Do you remember that time you had clusters of zits break out on your face, all in different areas, and you felt so self-conscious that you didn’t want to leave the house? And when you spoke to people, you watched where their eyes went, and you thought, “Oh, they’re looking at the zits on my cheek. Now up to the forehead. And yep, there they go to my chin. God, I’m hideous.”
That’s how I constantly felt when I was younger. I have hundreds of freckles, and it seemed to me like all anyone did was stare at them. At this stage in my life, I often forget that I have them, because, well, life happens, and there are more important things to focus on. But then someone will tell me that I have chocolate in the corner of my mouth (I don’t; it’s a freckle), and I’ll spend a couple of minutes remembering that I look different than everyone else. Don’t bother heading towards me with a wet napkin to rub anything off of my face; it’s all here to stay.
Once I went to get a manicure and the manicurist’s eyes popped out of her head when she saw me. Freckled people don’t exist in all countries, and clearly I was her first. She pulled my sleeves up and examined both sides of my arms, turning them over in her hands, then petting me like a kitten. “What happened to you?” she asked in a thick accent. “Such a shame. Were you burned?” I considered making up a story about a tragic booze cruise that went up in flames, or a fraternity prank gone horribly wrong involving paint balls and gasoline, and trust me, my performance would have been Oscar-worthy, tears free of charge. But I spared her further confusion and just said slowly, “Freh-Kuls. I’m o-kay.” She didn’t look convinced.
Kids ask me all the time what’s wrong with my face. Children lack social awareness, which makes them simultaneously horrible and awesome. Just when I want to turn around in my airplane seat and rip a kid’s feet off for kicking the back of my chair, he asks his mom in a loud voice why that old man is smelly. Or if that big lady is pregnant. I like to tell kids who ask about my freckles that I smoked one cigarette and was cursed from then on with sprouting spots, or that I lied to my parents, or whatever rotten thing they look likely to do. I hope that they’ll avoid whatever I tell them to, in fear of getting freckles. And sometimes I like to open my eyes really wide, act frightened, and say, “No, what’s wrong with your face?” and send them running to a mirror.

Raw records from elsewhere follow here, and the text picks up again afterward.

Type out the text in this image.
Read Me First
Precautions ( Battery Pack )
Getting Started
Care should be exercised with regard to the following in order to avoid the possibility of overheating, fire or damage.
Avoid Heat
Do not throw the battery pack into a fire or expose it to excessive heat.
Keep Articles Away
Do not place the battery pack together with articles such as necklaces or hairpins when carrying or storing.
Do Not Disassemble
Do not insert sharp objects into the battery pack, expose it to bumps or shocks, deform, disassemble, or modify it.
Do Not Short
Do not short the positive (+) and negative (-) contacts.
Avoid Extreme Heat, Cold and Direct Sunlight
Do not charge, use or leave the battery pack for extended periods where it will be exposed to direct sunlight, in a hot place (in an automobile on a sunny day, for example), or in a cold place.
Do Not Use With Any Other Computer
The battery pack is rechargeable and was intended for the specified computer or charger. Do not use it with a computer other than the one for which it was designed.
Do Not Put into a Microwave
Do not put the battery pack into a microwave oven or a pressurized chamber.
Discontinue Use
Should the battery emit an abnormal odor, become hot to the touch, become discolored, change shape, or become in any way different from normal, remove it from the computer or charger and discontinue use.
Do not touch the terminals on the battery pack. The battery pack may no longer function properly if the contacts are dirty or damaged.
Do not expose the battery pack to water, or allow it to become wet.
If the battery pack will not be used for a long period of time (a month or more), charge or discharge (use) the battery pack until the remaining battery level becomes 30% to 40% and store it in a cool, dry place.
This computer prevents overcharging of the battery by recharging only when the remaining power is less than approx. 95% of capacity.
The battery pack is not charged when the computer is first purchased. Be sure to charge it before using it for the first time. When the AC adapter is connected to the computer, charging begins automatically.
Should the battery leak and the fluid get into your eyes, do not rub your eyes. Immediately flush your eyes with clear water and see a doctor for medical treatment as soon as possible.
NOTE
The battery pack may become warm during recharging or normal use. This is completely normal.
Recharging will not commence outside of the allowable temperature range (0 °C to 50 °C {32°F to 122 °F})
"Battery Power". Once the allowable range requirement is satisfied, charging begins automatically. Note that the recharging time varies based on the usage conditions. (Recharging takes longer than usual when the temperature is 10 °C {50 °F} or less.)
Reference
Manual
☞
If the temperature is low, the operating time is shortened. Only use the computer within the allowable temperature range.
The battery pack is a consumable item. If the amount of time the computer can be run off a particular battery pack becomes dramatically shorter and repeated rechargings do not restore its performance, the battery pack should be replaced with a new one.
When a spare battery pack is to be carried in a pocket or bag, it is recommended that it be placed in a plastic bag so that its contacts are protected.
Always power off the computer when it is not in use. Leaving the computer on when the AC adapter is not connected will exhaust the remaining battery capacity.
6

My mother assured me that my freckles would fade as I aged. She said that hers did, and I banked a lot of faith and hope in that promise, because she doesn’t have freckles anymore. I now realize that she was either just lying, or was one of those “I do too have freckles!” people, because I can’t find any evidence of freckles in her childhood photos. I have to remind myself that this is the same woman who told me that my two hamsters “ate each other overnight” when I came down one morning to find an empty cage. I spent the next several years trying to imagine how two animals could simultaneously ingest each other, leaving not even a tuft of fur as evidence of such a violent, carnivorous event. She finally overheard me telling someone, like an idiot, that my hamsters had magically swallowed each other, and she admitted that they had kept her awake every night running in their wheel (hamsters are nocturnal, keep that in mind when pet shopping), and she had simply set them free in our backyard. What! That lie had kept me occupied for years.
Thanks, Mom. Here I am, at the age of thirty four, still the owner of many freckles, and zero hamsters.